Are not the opposers of my truths, then, as yet satisfied? or will they still persist in saying that it was the Pope that sent over our Tuath-de-danaan crosses?[574] in the ship Argho! some thousands of years before ever Pope was born. I wonder was it His Holiness that transported emissaries also to that ancient city in America, lately discovered in ruins, near Palenque; amongst the sculptures of which we discover a cross! And the priority of which to the times of Christianity is borne witness to by the gentleman who has published the “Description” of those ruins,[575] though glaringly ignorant as to what was commemorated thereby.
“Upon one point, however,” he says, “it is deemed essentially necessary to lay a stress, which is the representation of a Greek cross, in the largest plate illustrative of the present work, from whence the casual observer might be prompted to infer that the Palencian city flourished at a period subsequent to the Christian era; whereas it is perfectly well known to all those conversant with the mythology of the ancients, that the figure of a cross constituted the leading symbol of their religious worship: for instance, the augural staff or wand of the Romans was an exact resemblance of a cross, being borne as the ensign of authority by the community of the augurs of Rome, where they were held in such high veneration that, although guilty of flagrant crimes, they could not be deposed from their offices; and with the Egyptians the staff of Bootes or Osiris is similar to the crosier of Catholic bishops, which terminated at the top with a cross.”
But if the Pope had so great a taste for beautifying our valleys with those costly specimens of art, whereof some are at least eighteen feet in height, composed of a single stone, and chiselled into devices of the most elaborate mysteries, is it not marvellous that he has not, in the plenitude of his piety, thought proper to adorn the neighbourhood of the Holy See with any similar trophies? And why has he not preserved in the archives of the Vatican any record of the bequest, as he has taken care to do in the case of the four palls?
But, transcendently and lastly, why did he deem it necessary to depict centaurs upon those crosses, with snakes, serpents, dogs and other animals, such as this following one exhibits, which is that at Kells, and which has been alluded to, by promise, some pages backwards.[576]
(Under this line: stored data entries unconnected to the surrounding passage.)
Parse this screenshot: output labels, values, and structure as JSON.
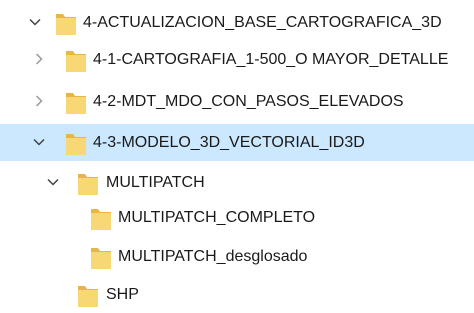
{
  "tree": {
    "nodes": [
      {
        "label": "4-ACTUALIZACION_BASE_CARTOGRAFICA_3D",
        "expander": "expanded",
        "selected": false,
        "icon": "folder-icon"
      },
      {
        "label": "4-1-CARTOGRAFIA_1-500_O MAYOR_DETALLE",
        "expander": "collapsed",
        "selected": false,
        "icon": "folder-icon"
      },
      {
        "label": "4-2-MDT_MDO_CON_PASOS_ELEVADOS",
        "expander": "collapsed",
        "selected": false,
        "icon": "folder-icon"
      },
      {
        "label": "4-3-MODELO_3D_VECTORIAL_ID3D",
        "expander": "expanded",
        "selected": true,
        "icon": "folder-icon"
      },
      {
        "label": "MULTIPATCH",
        "expander": "expanded",
        "selected": false,
        "icon": "folder-icon"
      },
      {
        "label": "MULTIPATCH_COMPLETO",
        "expander": "none",
        "selected": false,
        "icon": "folder-icon"
      },
      {
        "label": "MULTIPATCH_desglosado",
        "expander": "none",
        "selected": false,
        "icon": "folder-icon"
      },
      {
        "label": "SHP",
        "expander": "none",
        "selected": false,
        "icon": "folder-icon"
      }
    ]
  },
  "colors": {
    "selection": "#cce8ff",
    "folder_body": "#f8d775",
    "folder_tab": "#e8b645",
    "chevron": "#444444"
  }
}
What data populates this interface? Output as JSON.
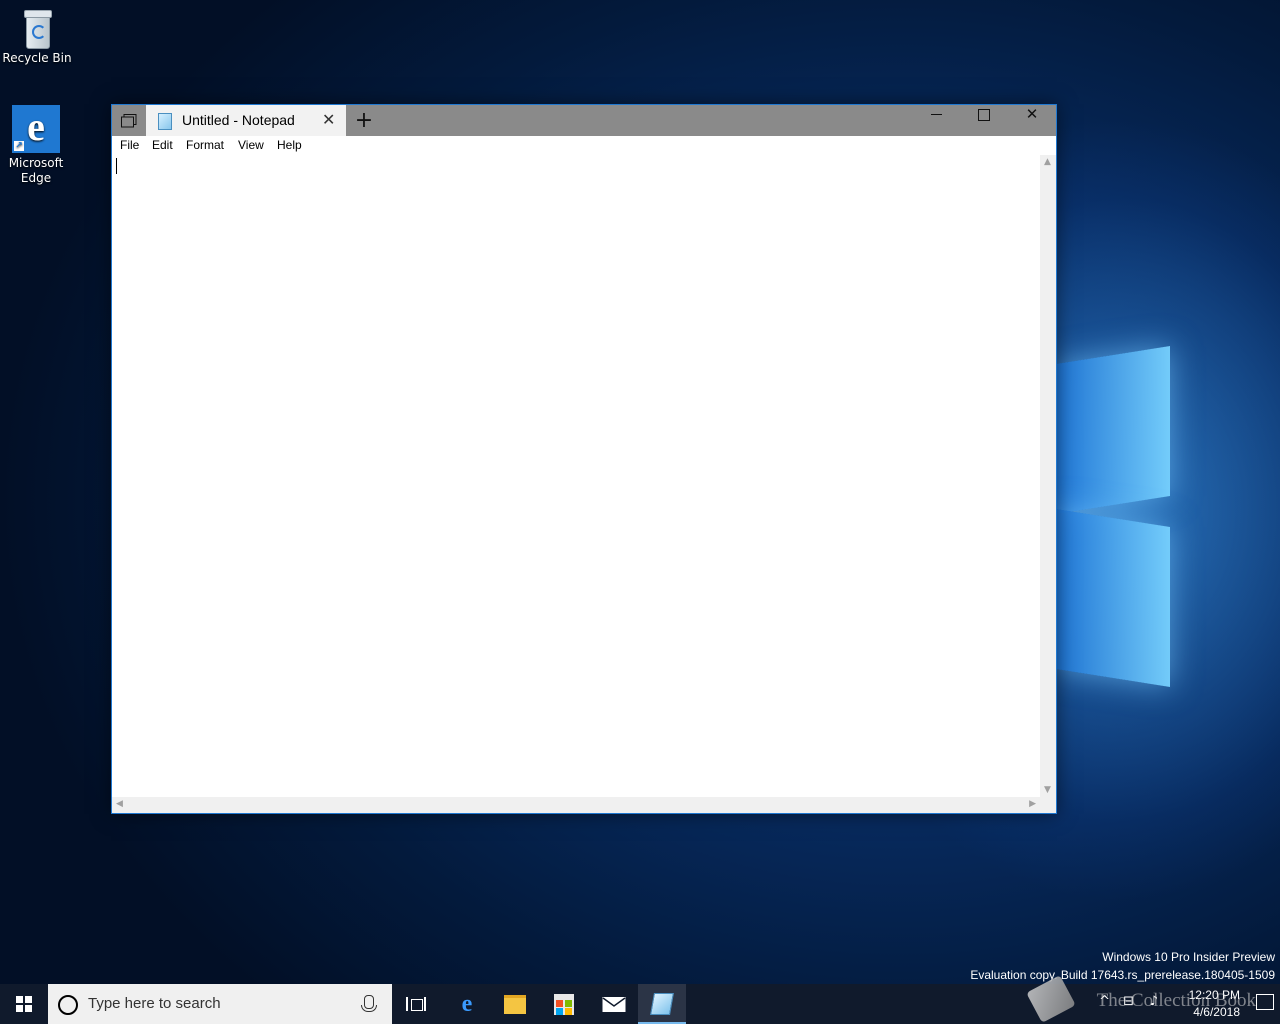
{
  "desktop": {
    "icons": [
      {
        "label": "Recycle Bin",
        "icon": "recycle-bin-icon"
      },
      {
        "label": "Microsoft Edge",
        "icon": "edge-icon"
      }
    ],
    "watermark": {
      "line1": "Windows 10 Pro Insider Preview",
      "line2": "Evaluation copy. Build 17643.rs_prerelease.180405-1509"
    },
    "overlay_text": "The Collection Book"
  },
  "notepad": {
    "tab_title": "Untitled - Notepad",
    "new_tab_glyph": "+",
    "close_tab_glyph": "✕",
    "close_glyph": "✕",
    "menu": [
      "File",
      "Edit",
      "Format",
      "View",
      "Help"
    ],
    "content": "",
    "accent": "#1f78d1"
  },
  "taskbar": {
    "search_placeholder": "Type here to search",
    "pinned": [
      "task-view-icon",
      "edge-icon",
      "file-explorer-icon",
      "store-icon",
      "mail-icon",
      "notepad-icon"
    ],
    "clock": {
      "time": "12:20 PM",
      "date": "4/6/2018"
    },
    "background": "#101a2c"
  }
}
I have now done with the appropriation of those columns; and shall just whisper into my adversaries’ ears—if they have but recovered from the downcrash of their fabric—that so far from laying claim to the honour of their erection, the Pope has actually excommunicated all such as revered them! and has otherwise disowned all participation therein, by the fulminating of bulls and of anathemas![577]
Yet did the zealots of party, after the history of those crosses was forgotten, associate them individually with some favourite saint! “This notion,” says Mosheim, referring to such diversions, “rendered it necessary to multiply prodigiously their number, and to create daily new ones. The clergy set their invention at work, and peopled at discretion the invisible world with imaginary protectors; they invented the names and histories of saints that never existed; many chose their own patrons, either phantoms of their own creation or distracted fanatics whom they sainted.”
Here, however, the historian is as inaccurate as he is severe: for not only did the majority of those saints, if not all of them, exist, but the greater part also of those exploits ascribed to them have actually occurred! The imposition consisted in making them the heroes of events and legends belonging to former actors.[578]
I shall now give you, from the Book of Ballymote, my proof for the assertion before advanced as to the Goban Saer, whom they would fain appropriate, having been a member of the Tuath-de-danaans, viz.: “Ro gabsat sartain in Eirin Tuatha Dadann is deb ro badar na prem ealadhnaigh: Luchtand saer credne ceard: Dian ceachd liargh etan dan a hingeinsidhe: buime na filedh Goibneadh Gobha lug Mac Eithe Occai; ro badar na huile dana Daghadae in Righ: oghma brathair in Righ, is e ar arainic litri no Scot.” That is, The Tuath-de-danaans then ruled in Eirin. They were first in all sciences. Credne Ceard was of this people; and his daughter Dean Ceachd, who presided over physic: she nursed the poet Gohne Gobha, the Free-mason (lug is the same as Saer), son of Occai Esthne. Daghdae the king was skilled in all sciences: his brother Ogmus taught the Scythians the use of letters.